ようするに、障害者が国庫の負担になっているというのは後付けの理由であり、被告がやまゆり園で働いていた時に見聞きしたことが、事件の動機のひとつであろう。

また彼は野球選手か歌手になっていれば、事件を起こさなかったといっているようだが、話が突飛すぎて意味が分からない。ここが被告が精神障害を患っているかもしれないと思われるところだが、つまり、承認欲求を満たしてくれるくらいのスターになっていれば、大量殺人はしなかったということだろうか。

障害者殺しは、承認欲求を得る格好の材料だったのだろうか?

事実、被告は裁判で、「役に立つ人間になれたと思う」と言ったらしい。


6歳の私の娘は、中度の知的障害を伴う自閉スペクトラム障害である。

先日、ショッピングモール内にある100円ショップで買い物をしていたところ、いつも持っているお気に入りの絵を落としてしまい、パニックを起こした。

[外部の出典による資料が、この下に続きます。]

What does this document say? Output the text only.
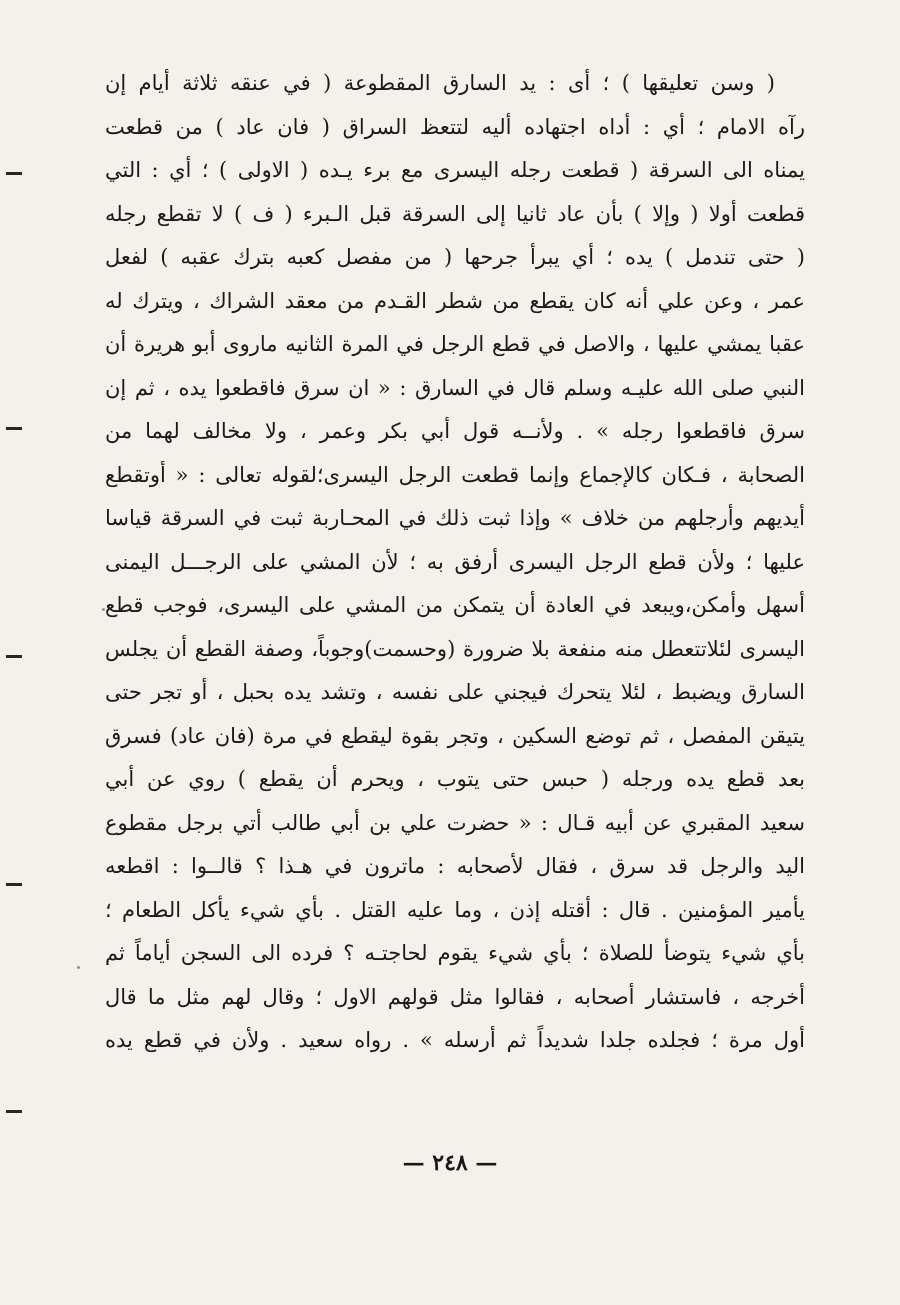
( وسن تعليقها ) ؛ أى : يد السارق المقطوعة ( في عنقه ثلاثة أيام إن
رآه الامام ؛ أي : أداه اجتهاده أليه لتتعظ السراق ( فان عاد ) من قطعت
يمناه الى السرقة ( قطعت رجله اليسرى مع برء يـده ( الاولى ) ؛ أي : التي
قطعت أولا ( وإلا ) بأن عاد ثانيا إلى السرقة قبل الـبرء ( ف ) لا تقطع رجله
( حتى تندمل ) يده ؛ أي يبرأ جرحها ( من مفصل كعبه بترك عقبه ) لفعل
عمر ، وعن علي أنه كان يقطع من شطر القـدم من معقد الشراك ، ويترك له
عقبا يمشي عليها ، والاصل في قطع الرجل في المرة الثانيه ماروى أبو هريرة أن
النبي صلى الله عليـه وسلم قال في السارق : « ان سرق فاقطعوا يده ، ثم إن
سرق فاقطعوا رجله » . ولأنــه قول أبي بكر وعمر ، ولا مخالف لهما من
الصحابة ، فـكان كالإجماع وإنما قطعت الرجل اليسرى؛لقوله تعالى : « أوتقطع
أيديهم وأرجلهم من خلاف » وإذا ثبت ذلك في المحـاربة ثبت في السرقة قياسا
عليها ؛ ولأن قطع الرجل اليسرى أرفق به ؛ لأن المشي على الرجـــل اليمنى
أسهل وأمكن،ويبعد في العادة أن يتمكن من المشي على اليسرى، فوجب قطع
اليسرى لئلاتتعطل منه منفعة بلا ضرورة (وحسمت)وجوباً، وصفة القطع أن يجلس
السارق ويضبط ، لئلا يتحرك فيجني على نفسه ، وتشد يده بحبل ، أو تجر حتى
يتيقن المفصل ، ثم توضع السكين ، وتجر بقوة ليقطع في مرة (فان عاد) فسرق
بعد قطع يده ورجله ( حبس حتى يتوب ، ويحرم أن يقطع ) روي عن أبي
سعيد المقبري عن أبيه قـال : « حضرت علي بن أبي طالب أتي برجل مقطوع
اليد والرجل قد سرق ، فقال لأصحابه : ماترون في هـذا ؟ قالــوا : اقطعه
يأمير المؤمنين . قال : أقتله إذن ، وما عليه القتل . بأي شيء يأكل الطعام ؛
بأي شيء يتوضأ للصلاة ؛ بأي شيء يقوم لحاجتـه ؟ فرده الى السجن أياماً ثم
أخرجه ، فاستشار أصحابه ، فقالوا مثل قولهم الاول ؛ وقال لهم مثل ما قال
أول مرة ؛ فجلده جلدا شديداً ثم أرسله » . رواه سعيد . ولأن في قطع يده
— ٢٤٨ —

失った1枚を探して、袋に入れて持ち歩いていた絵が描かれた大量の紙を床にまき散らし、通路の真ん中で大声で泣きわめいていた。私はとにかく床に散らばった絵を拾い集め、娘を抱いて落とした絵を探しに行きたかったが、パニックに陥っている娘は集めた絵を次々に周囲にまき散らしていくので、なかなか集められない。

この騒ぎに、大抵の人は、何事もなかったかのようにすっ…と避けて行った。これが自然な反応だ。深入りしない。干渉しない。一人、中年女性が一緒に紙を拾い集めてくれて、娘に「ごきげんななめねー」と言って笑ってくれた。ありがたい。これはレアケースで、彼女はヒーローのような勇気と行動力の持ち主だ。

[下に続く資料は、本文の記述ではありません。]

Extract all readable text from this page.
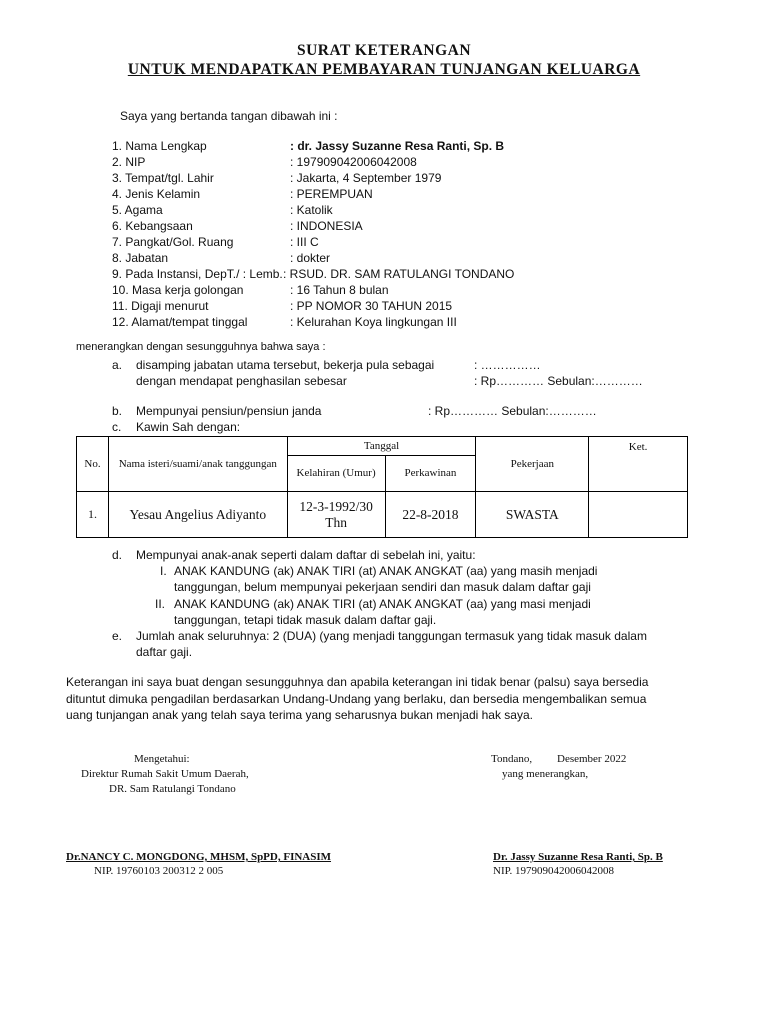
SURAT KETERANGAN
UNTUK MENDAPATKAN PEMBAYARAN TUNJANGAN KELUARGA
Saya yang bertanda tangan dibawah ini :
1. Nama Lengkap	: dr. Jassy Suzanne Resa Ranti, Sp. B
2. NIP	: 197909042006042008
3. Tempat/tgl. Lahir	: Jakarta, 4 September 1979
4. Jenis Kelamin	: PEREMPUAN
5. Agama	: Katolik
6. Kebangsaan	: INDONESIA
7. Pangkat/Gol. Ruang	: III C
8. Jabatan	: dokter
9. Pada Instansi, DepT./ : Lemb. : RSUD. DR. SAM RATULANGI TONDANO
10. Masa kerja golongan	: 16 Tahun 8 bulan
11. Digaji menurut	: PP NOMOR 30 TAHUN 2015
12. Alamat/tempat tinggal	: Kelurahan Koya lingkungan III
menerangkan dengan sesungguhnya bahwa saya :
a. disamping jabatan utama tersebut, bekerja pula sebagai	: ……………
dengan mendapat penghasilan sebesar	: Rp………… Sebulan:…………
b. Mempunyai pensiun/pensiun janda	: Rp………… Sebulan:…………
c. Kawin Sah dengan:
No.	Nama isteri/suami/anak tanggungan	Tanggal		Pekerjaan	Ket.
		Kelahiran (Umur)	Perkawinan		
1.	Yesau Angelius Adiyanto	12-3-1992/30 Thn	22-8-2018	SWASTA	
d. Mempunyai anak-anak seperti dalam daftar di sebelah ini, yaitu:
I. ANAK KANDUNG (ak) ANAK TIRI (at) ANAK ANGKAT (aa) yang masih menjadi
tanggungan, belum mempunyai pekerjaan sendiri dan masuk dalam daftar gaji
II. ANAK KANDUNG (ak) ANAK TIRI (at) ANAK ANGKAT (aa) yang masi menjadi
tanggungan, tetapi tidak masuk dalam daftar gaji.
e. Jumlah anak seluruhnya: 2 (DUA) (yang menjadi tanggungan termasuk yang tidak masuk dalam
daftar gaji.
Keterangan ini saya buat dengan sesungguhnya dan apabila keterangan ini tidak benar (palsu) saya bersedia
dituntut dimuka pengadilan berdasarkan Undang-Undang yang berlaku, dan bersedia mengembalikan semua
uang tunjangan anak yang telah saya terima yang seharusnya bukan menjadi hak saya.
Mengetahui:
Direktur Rumah Sakit Umum Daerah,
DR. Sam Ratulangi Tondano
Tondano, Desember 2022
yang menerangkan,
Dr.NANCY C. MONGDONG, MHSM, SpPD, FINASIM
NIP. 19760103 200312 2 005
Dr. Jassy Suzanne Resa Ranti, Sp. B
NIP. 197909042006042008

そして、一人は、「チッ」と聞こえるように舌打ちし、「…ってんだよ」とつぶやきながら、その場を離れるでもなく、近くで腕を組んでにらんでいた。

彼が、いわば植松被告候補である。危害こそ加えてこなかったものの、自閉症児がパニックを起こしているのが許せないのだろう。公共の場で紙を散らかして、寝転んで泣きわめいている6歳児が許せないのだろう。

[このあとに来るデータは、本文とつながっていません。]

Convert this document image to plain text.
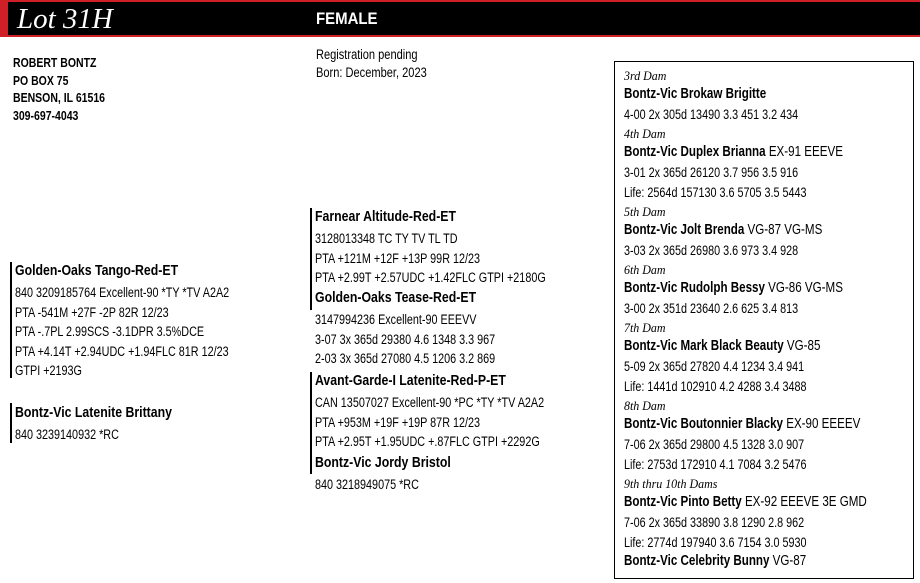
Lot 31H	FEMALE
ROBERT BONTZ
PO BOX 75
BENSON, IL 61516
309-697-4043
Registration pending
Born: December, 2023
Golden-Oaks Tango-Red-ET
840 3209185764 Excellent-90 *TY *TV A2A2
PTA -541M +27F -2P 82R 12/23
PTA -.7PL 2.99SCS -3.1DPR 3.5%DCE
PTA +4.14T +2.94UDC +1.94FLC 81R 12/23
GTPI +2193G
Bontz-Vic Latenite Brittany
840 3239140932 *RC
Farnear Altitude-Red-ET
3128013348 TC TY TV TL TD
PTA +121M +12F +13P 99R 12/23
PTA +2.99T +2.57UDC +1.42FLC GTPI +2180G
Golden-Oaks Tease-Red-ET
3147994236 Excellent-90 EEEVV
3-07 3x 365d 29380 4.6 1348 3.3 967
2-03 3x 365d 27080 4.5 1206 3.2 869
Avant-Garde-I Latenite-Red-P-ET
CAN 13507027 Excellent-90 *PC *TY *TV A2A2
PTA +953M +19F +19P 87R 12/23
PTA +2.95T +1.95UDC +.87FLC GTPI +2292G
Bontz-Vic Jordy Bristol
840 3218949075 *RC
3rd Dam
Bontz-Vic Brokaw Brigitte
4-00 2x 305d 13490 3.3 451 3.2 434
4th Dam
Bontz-Vic Duplex Brianna EX-91 EEEVE
3-01 2x 365d 26120 3.7 956 3.5 916
Life: 2564d 157130 3.6 5705 3.5 5443
5th Dam
Bontz-Vic Jolt Brenda VG-87 VG-MS
3-03 2x 365d 26980 3.6 973 3.4 928
6th Dam
Bontz-Vic Rudolph Bessy VG-86 VG-MS
3-00 2x 351d 23640 2.6 625 3.4 813
7th Dam
Bontz-Vic Mark Black Beauty VG-85
5-09 2x 365d 27820 4.4 1234 3.4 941
Life: 1441d 102910 4.2 4288 3.4 3488
8th Dam
Bontz-Vic Boutonnier Blacky EX-90 EEEEV
7-06 2x 365d 29800 4.5 1328 3.0 907
Life: 2753d 172910 4.1 7084 3.2 5476
9th thru 10th Dams
Bontz-Vic Pinto Betty EX-92 EEEVE 3E GMD
7-06 2x 365d 33890 3.8 1290 2.8 962
Life: 2774d 197940 3.6 7154 3.0 5930
Bontz-Vic Celebrity Bunny VG-87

迷惑をかけている者は、抹殺していい。というのが、日本人の風潮である。彼は私とパニックを起こしている娘を非難することで、承認欲求を満たしているのだ。「公共の場で迷惑かけて許せない者を罰した」と。

いや、迷惑をかける人など他にもいくらでもいるが、弱く、体も小さい女児、あたふたと這いつくばって紙を集めている父親。つまり、攻撃しても反撃がなさそうだ。そう判断したからの露骨な非難である。

もちろん、危害を加えてきたら、倍返しにしてやるが、彼らの論理であれば、同じように国庫の負担になっていても、貧困層に比べると、障害児は弱く、マイノリティだ。

わかりやすく迷惑をかける。

貧困層を弾圧せよなどというと、人でなしと、ものすごいバッシングを浴びることは間違いない。何しろ、今の時代、自分もいつ貧困層に転落するか分からないので、貧困を悪とはしないのだ。

その代わり、生まれつきの障害者であれば極めてマイノリティであるし、人が途中から自閉症児になることはない。

迷惑をかけていると、大手をふって非難してよい対象になるのだ。

パニックを起こしている自閉症児とその親を、「正義の面」をして非難、攻撃することは、承認欲求を満たし、さぞ気持ちいいだろう。

これの行きついた先が、相模原やまゆり園の大量殺人である。

野球選手か歌手になっていたら、やらなかったという被告のことばは、障害者への殺人は、メジャーリーガーや大ヒットシンガーであるほどの承認欲求が満たされる価値があったらしい。

やまゆり園事件の1年後くらいに、NHKが障害者についての番組を作り、そこに視聴者からの意見を募集した。

「障害者はいなくなって欲しい」「迷惑」といった、公共の電波で流していいのだろうかというコメントが読み上げられた。

知的障害者や自閉症児は、「迷惑」防止という大義名分があるから叩いてもいい。

その気持ちが人々の根底にある限り、第二第三の植松は現れる。

彼一人を死刑にしても何も終わらない。